We recommend all projects using the Gutenberg plugin today to upgrade to at least version 4.1 to assure a smooth transition. Gutenberg 4.2 is now available for testing. The updated formatting API makes it easier to extend Rich Text options throughout the editor. Developers can now add their own block categories and assign icons for better visual cues.
News and Releases
Updates from around VIP, our clients, and our agency and technical partners.
Our own Shannon Smith presented at WordCamp Vancouver, demonstrating how theme and plugin developers can use React to make the most of the new Gutenberg editor experience.
A team of 6 rtCampers attended the AMP Roadshow Mumbai 2018where Pradeep Sonawane delivered a talk about “WordPress with AMP.” Up next? Nirmal Desai will attend WordCamp Kochi and share his experience working with Enterprise publishers.
Our first VIP Dashboard feature has soft-launched (shhhhh): visit the dashboard to see all your apps, then click through to an individual app to sync from production to your non-production environments. Sharp-eyed observers will see we’ve added a “Support” button down on the left; give it a try and tell us how it’s going.
Submit your best work in site, solution, and style categories for the brand new Automattic Design Award, recognizing the very best in Gutenberg-ready, accessibility-enabled projects from 2018. A truly amazing panel of judges includes Khoi Vinh from Adobe, Kat Holmes from Google, and Jeffrey Zeldman from A List Apart. Representatives of the VIP family include Sarah James of 10up, Ant Miller of Human Made, Rahul Bansal from rtCamp, Joshua Wold of XWP, and Simon Dickson representing VIP.
The next BigWP Meetup takes place November 13 at the New York Post headquarters featuring enterprise WordPress talks from speakers at the New York Post and VIP partners Setka, Human Made, and 10up. Tickets are now all gone, but we’ll have coverage on the blog. Join the meetup group to be the first to hear about the next event.
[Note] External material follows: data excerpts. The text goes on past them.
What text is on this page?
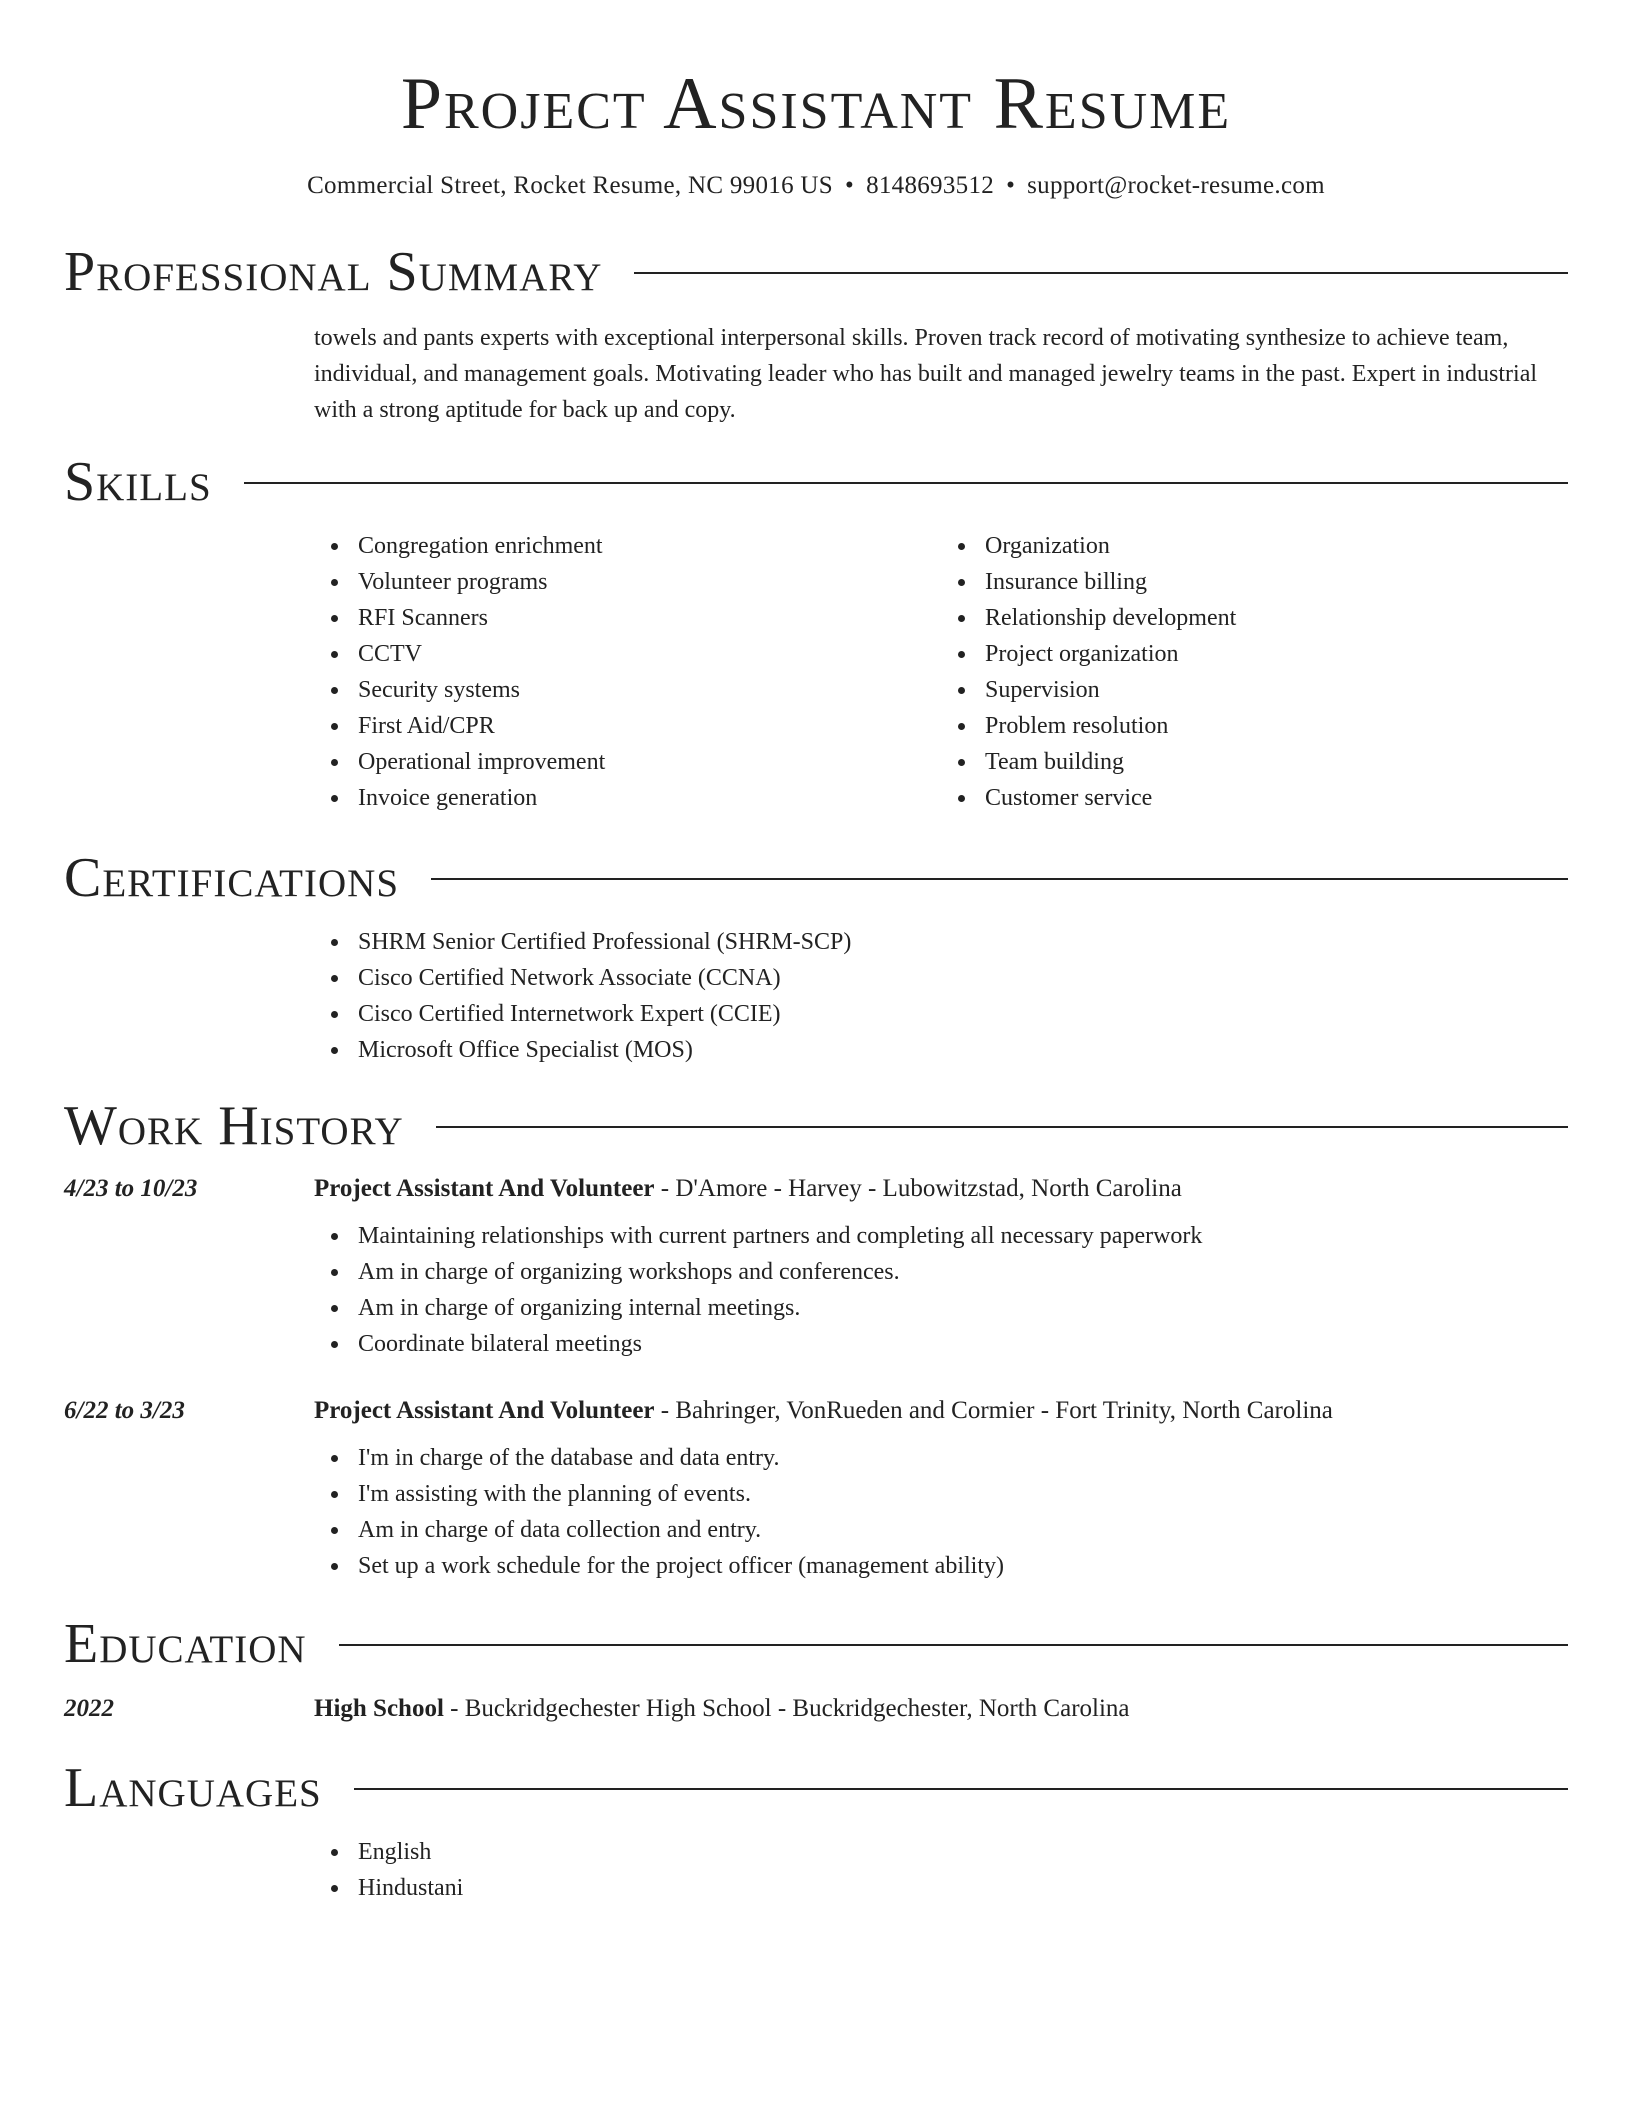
Project Assistant Resume
Commercial Street, Rocket Resume, NC 99016 US • 8148693512 • support@rocket-resume.com
Professional Summary
towels and pants experts with exceptional interpersonal skills. Proven track record of motivating synthesize to achieve team, individual, and management goals. Motivating leader who has built and managed jewelry teams in the past. Expert in industrial with a strong aptitude for back up and copy.
Skills
Congregation enrichment
Volunteer programs
RFI Scanners
CCTV
Security systems
First Aid/CPR
Operational improvement
Invoice generation
Organization
Insurance billing
Relationship development
Project organization
Supervision
Problem resolution
Team building
Customer service
Certifications
SHRM Senior Certified Professional (SHRM-SCP)
Cisco Certified Network Associate (CCNA)
Cisco Certified Internetwork Expert (CCIE)
Microsoft Office Specialist (MOS)
Work History
4/23 to 10/23	Project Assistant And Volunteer - D'Amore - Harvey - Lubowitzstad, North Carolina
Maintaining relationships with current partners and completing all necessary paperwork
Am in charge of organizing workshops and conferences.
Am in charge of organizing internal meetings.
Coordinate bilateral meetings
6/22 to 3/23	Project Assistant And Volunteer - Bahringer, VonRueden and Cormier - Fort Trinity, North Carolina
I'm in charge of the database and data entry.
I'm assisting with the planning of events.
Am in charge of data collection and entry.
Set up a work schedule for the project officer (management ability)
Education
2022	High School - Buckridgechester High School - Buckridgechester, North Carolina
Languages
English
Hindustani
WordCamp US is coming right up, Dec. 7-9 in Nashville. Organizers recently released the full speaker schedule. You might notice several familiar faces from Automattic, 10up, Human Made, XWP, Yoast, and many more. See the full speakers list here and grab your ticket while you still can.
Two years on from joining the VIP program, The Sun’s WordPress-powered website has grown steadily to become the UK’s biggest digital commercial news website, with over 30 million unique users each month – that’s fast approaching half the UK’s total population.
Sport, and specifically soccer, has always been a key part of The Sun’s offering; and with England headed to the summer’s World Cup in Russia, the newsroom were keen to make the most of the opportunity.
In a characteristically cheeky talk at our recent London BigWP event, The Sun’s head of newsroom systems, Joel Davies described how they were able to create a new destination section, with the ambition to cement The Sun’s brand as the ‘home of the football fan’.
The new section, built and launched in three months, incorporated a new mobile-first design, reflecting the fact that 90% of traffic was mobile, with full-screen teasers, interactive on-page components, plus new commercial slots and navigation.
Joel explained some of the design elements and special content features the team developed, making full use of the flexibility offered by the WordPress platform. They used the Shortcake plugin, a precursor to the new Gutenberg editor’s block concept, to construct complex page layouts, rendered on the front end by React components.
They produced just under 100 articles per day during the tournament, and almost 1,000 videos, viewed a total of 11.5 million times. The World Cup section alone drew 23 million unique visitors over the course of the competition, with a return rate of 45%. (Sadly, the England team returned empty handed.)